Mike McQuary practices a piobaireachd.
By Mike McQuary
The term "midlife crisis" is often used in Western societies to describe that period of a person's life during which self-doubt can creep into the "middle years" of life. It's most often a result of sensing the passage of youth and impending old age. We've all heard about the myriad supposed "cures"--motorcycles, sports cars, women, plastic surgery, triathlons, brewing beer and starting newspapers—but there are others less common.
Since I have played music of one kind or another my entire life, and dabbled in various instruments, I figured that learning a new one would be a great and interesting way to usher in post middle age. AND, the effort might contribute to keeping the mind somewhat sharp. (What did Robert Burns say about the "best laid plans of mice and men"?)
I am able to read music. I understand a little about theory, and can tell most of the time if something is out of tune. AND, I have a great appreciation for all things Scottish. So, naturally, the instrument I chose was the bagpipe. How difficult could it be?
The Highland bagpipe, and its cousins, the lowland (small) pipe and shuttle pipe, have a range of only nine notes. The bagpipe scale is "approximately" in the mixolydian mode, from low G to high A. So, it's just a matter of learning the fingering for nine tones and voila! Music is born. Right?
Wrong. I might as well have tried to switch from being right-handed to left-handed. Performing brain surgery on myself with mirrors might also have been easier. After nearly three years of pretty intense practice, I have made progress, sure. Now I am at the level of an average 10-year-old that first picked up the pipes two weeks ago. It could be said that the phrases "beginning piper" and "57-year-old" should not be used at the same time. It has been a steep climb.
Yes, there are only nine notes on the bagpipe chanter, but that is where simplicity ends. For nearly every note in a tune, and certainly for every phrase, there are embellishments. These are pipe equivalents to piano trills and grace notes. They must be played so fast that the individual notes are barely perceptible. Too much for the brain to do. Embellishments must be practiced until the fingers do the thinking. (This is actually good because 57-year-old hands think better than 57-year-old brains.) When performed correctly, they sound a little like a bird chirp and add much color to the piping tune. (They can also sound a lot like the gasping and wheezing of the beginning middle-aged piper.) Pipe embellishments have impossible names like: strikes, throws, grips, birls, cuttings, tachems, shakes, chedres, edres, lemluaths, crunluaths, and my favorite, taorluaths.

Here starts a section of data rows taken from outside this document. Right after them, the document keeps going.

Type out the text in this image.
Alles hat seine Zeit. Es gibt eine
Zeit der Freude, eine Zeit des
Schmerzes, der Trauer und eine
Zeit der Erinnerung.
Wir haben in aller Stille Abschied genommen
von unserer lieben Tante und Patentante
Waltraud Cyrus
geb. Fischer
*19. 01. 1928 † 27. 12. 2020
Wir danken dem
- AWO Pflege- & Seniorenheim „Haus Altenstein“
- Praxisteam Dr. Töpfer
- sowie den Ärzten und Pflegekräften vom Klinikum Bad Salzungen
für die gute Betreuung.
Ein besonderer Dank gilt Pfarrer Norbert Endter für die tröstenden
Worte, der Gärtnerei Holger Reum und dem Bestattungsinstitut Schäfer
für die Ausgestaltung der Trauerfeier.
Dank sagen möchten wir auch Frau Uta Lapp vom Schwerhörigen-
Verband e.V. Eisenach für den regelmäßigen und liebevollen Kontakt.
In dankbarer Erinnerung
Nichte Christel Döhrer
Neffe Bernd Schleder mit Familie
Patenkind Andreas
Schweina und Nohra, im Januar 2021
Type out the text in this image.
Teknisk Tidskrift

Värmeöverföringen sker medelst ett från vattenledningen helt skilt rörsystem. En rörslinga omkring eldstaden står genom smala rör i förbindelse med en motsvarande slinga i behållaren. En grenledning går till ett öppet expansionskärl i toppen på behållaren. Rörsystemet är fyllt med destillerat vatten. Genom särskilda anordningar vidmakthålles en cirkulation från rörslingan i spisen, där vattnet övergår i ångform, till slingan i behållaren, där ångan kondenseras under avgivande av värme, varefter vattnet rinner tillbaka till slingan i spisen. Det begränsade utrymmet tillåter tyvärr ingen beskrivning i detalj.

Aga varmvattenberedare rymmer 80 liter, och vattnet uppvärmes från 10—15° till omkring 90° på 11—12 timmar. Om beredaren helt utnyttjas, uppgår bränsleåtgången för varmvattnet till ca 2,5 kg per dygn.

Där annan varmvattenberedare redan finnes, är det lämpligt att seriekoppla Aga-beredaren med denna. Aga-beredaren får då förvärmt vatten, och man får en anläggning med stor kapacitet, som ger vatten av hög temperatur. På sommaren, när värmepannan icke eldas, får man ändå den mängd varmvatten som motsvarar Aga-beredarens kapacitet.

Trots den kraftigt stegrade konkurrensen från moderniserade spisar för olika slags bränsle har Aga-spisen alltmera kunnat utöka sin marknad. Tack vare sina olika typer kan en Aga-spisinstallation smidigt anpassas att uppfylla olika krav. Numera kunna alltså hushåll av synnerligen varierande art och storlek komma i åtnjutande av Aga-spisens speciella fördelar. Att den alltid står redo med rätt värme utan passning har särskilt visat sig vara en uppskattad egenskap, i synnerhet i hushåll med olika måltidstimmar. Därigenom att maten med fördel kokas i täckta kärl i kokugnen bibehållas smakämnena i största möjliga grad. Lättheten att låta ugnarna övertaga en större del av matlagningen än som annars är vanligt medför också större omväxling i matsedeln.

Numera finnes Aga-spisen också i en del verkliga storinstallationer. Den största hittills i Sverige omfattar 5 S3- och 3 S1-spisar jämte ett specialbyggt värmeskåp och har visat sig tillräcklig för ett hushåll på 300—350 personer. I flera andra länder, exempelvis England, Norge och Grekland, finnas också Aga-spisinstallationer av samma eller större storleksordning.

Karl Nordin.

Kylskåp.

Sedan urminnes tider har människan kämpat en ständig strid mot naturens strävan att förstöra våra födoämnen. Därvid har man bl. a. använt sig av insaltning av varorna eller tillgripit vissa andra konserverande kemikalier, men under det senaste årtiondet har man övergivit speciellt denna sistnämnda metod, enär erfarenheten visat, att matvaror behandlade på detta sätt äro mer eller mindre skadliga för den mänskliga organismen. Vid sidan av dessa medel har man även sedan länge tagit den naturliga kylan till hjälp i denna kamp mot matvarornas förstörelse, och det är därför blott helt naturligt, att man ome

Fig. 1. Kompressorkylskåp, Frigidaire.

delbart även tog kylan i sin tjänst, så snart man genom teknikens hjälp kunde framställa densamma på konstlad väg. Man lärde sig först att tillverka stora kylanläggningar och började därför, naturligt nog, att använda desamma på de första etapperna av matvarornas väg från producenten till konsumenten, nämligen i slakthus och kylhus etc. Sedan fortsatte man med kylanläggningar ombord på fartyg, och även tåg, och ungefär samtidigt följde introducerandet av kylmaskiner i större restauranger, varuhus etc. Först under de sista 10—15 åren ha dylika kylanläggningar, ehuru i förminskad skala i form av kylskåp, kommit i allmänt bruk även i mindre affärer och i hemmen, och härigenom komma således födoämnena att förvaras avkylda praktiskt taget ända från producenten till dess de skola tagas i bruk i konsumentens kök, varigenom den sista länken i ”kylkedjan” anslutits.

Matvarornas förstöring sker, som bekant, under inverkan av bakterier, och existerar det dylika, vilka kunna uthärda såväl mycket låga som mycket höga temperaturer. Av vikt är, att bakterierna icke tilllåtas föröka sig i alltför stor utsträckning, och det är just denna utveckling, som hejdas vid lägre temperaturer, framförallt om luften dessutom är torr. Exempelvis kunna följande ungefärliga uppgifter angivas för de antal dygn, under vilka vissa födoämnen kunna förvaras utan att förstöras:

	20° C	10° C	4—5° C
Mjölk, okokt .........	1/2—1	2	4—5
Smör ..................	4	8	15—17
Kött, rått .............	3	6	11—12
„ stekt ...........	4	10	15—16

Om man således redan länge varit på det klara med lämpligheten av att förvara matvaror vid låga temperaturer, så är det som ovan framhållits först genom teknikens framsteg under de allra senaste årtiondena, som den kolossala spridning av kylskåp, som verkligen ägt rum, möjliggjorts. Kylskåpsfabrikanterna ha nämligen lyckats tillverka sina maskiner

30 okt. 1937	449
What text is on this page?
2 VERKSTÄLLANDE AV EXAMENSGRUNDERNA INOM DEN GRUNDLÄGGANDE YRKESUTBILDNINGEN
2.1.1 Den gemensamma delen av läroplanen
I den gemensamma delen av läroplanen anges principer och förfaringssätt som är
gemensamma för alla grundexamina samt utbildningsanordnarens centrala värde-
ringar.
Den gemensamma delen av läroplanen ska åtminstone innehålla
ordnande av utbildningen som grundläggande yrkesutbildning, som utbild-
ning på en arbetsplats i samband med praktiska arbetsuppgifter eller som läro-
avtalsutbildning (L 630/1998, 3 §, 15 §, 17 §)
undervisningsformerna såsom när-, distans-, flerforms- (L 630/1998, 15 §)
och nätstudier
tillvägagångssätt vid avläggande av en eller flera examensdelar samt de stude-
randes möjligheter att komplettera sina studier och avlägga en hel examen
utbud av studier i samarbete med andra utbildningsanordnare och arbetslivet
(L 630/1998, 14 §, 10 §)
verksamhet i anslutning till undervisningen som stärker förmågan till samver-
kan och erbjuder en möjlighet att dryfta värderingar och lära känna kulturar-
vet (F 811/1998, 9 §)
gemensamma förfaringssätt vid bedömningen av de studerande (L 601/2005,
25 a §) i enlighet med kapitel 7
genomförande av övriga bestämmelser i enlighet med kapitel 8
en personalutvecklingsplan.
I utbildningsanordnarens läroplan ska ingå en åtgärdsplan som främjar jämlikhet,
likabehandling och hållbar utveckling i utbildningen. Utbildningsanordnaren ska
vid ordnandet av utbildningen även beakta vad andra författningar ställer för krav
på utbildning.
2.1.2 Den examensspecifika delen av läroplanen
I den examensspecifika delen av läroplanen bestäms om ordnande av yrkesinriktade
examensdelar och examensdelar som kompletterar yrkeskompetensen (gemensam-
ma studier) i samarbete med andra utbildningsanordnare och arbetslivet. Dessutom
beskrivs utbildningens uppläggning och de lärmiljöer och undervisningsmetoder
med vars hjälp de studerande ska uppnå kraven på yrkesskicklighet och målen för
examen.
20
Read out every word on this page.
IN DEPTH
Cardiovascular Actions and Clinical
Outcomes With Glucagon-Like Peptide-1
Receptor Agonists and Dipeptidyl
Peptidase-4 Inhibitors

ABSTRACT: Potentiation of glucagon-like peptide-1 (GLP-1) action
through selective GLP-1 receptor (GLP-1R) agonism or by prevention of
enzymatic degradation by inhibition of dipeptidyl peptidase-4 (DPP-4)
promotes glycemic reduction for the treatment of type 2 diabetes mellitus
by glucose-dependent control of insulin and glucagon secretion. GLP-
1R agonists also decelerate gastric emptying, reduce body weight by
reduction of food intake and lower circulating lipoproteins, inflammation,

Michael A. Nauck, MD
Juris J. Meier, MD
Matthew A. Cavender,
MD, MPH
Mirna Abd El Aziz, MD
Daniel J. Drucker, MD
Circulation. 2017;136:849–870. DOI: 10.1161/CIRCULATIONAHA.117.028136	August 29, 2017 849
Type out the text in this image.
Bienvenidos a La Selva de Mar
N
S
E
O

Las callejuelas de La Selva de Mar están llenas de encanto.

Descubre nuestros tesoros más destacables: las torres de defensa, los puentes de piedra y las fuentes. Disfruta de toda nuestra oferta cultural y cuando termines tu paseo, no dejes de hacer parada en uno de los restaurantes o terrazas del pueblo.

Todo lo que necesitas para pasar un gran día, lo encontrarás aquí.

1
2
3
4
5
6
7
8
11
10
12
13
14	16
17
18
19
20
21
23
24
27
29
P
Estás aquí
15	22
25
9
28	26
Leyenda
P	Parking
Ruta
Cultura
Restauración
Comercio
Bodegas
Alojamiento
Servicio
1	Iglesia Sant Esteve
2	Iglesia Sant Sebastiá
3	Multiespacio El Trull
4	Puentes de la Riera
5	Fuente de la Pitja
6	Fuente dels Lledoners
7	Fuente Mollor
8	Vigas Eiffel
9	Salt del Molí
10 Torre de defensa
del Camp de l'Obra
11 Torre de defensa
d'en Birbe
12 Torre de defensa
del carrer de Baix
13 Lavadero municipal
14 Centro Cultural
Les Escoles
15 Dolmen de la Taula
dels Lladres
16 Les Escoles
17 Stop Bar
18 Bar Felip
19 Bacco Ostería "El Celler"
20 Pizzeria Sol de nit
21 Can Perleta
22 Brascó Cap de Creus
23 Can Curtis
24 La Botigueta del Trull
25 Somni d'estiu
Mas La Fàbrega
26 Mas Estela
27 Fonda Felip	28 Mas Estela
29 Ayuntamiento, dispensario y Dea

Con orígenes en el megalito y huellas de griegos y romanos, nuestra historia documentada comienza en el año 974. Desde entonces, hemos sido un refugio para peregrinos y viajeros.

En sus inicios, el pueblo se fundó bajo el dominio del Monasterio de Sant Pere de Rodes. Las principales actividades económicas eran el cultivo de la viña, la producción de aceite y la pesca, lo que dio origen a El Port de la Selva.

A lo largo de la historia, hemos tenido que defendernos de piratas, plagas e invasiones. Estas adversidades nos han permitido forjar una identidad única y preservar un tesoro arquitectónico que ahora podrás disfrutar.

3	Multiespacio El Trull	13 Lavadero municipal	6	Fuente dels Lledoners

The nine-note scale and embellishments make up the melody of a pipe tune, played on the chanter. Unfortunately, the chanter is attached to a bag that also feeds air to three other pipes called drones. Two are tenor and one is a bass. All have reeds much like an oboe. These provide a steady accompaniment to the tune. All four pipes are driven by air pressure that the player creates by blowing into the bag. It can be a very physically demanding exercise, causing near-unconsciousness to over-middle-aged beginners. Did I mention that the blowing and bag pressure must be constant and steady or the drone reeds (which are extremely fickle) will fall out of pitch and sound like a cat fight?
I won't even get into tuning a bagpipe. Just imagine Sisyphus in Greek mythology struggling to muscle the boulder up the hill almost to the top, only to have it roll back down again. Over and over. That is a fair example of how tuning a bagpipe is for a beginner.
If all this sounds a bit complicated, it is. The Highland bagpipe is a very difficult instrument to learn, and they say the learning takes a lifetime. I'd just like to know how long that is? There's more. The tunes. There are slow airs, airs, laments, slow marches, marches in 2/4, 3/4, 4/4, 6/8, and even 9/8 time. There are reels, strathspeys, jigs, hornpipes, and reels that are really hornpipes. Don't ask. Then there is the classical bagpipe music called Piobaireachd (pronounced pee-brick.) Thousands of tunes and so little time for a 57-year-old beginning piper.
Did I mention that the tunes must be memorized to be comfortably played? I cannot memorize phone numbers. I'll keep at it, though, because nothing sounds sweeter than a Highland bagpipe in the right hands.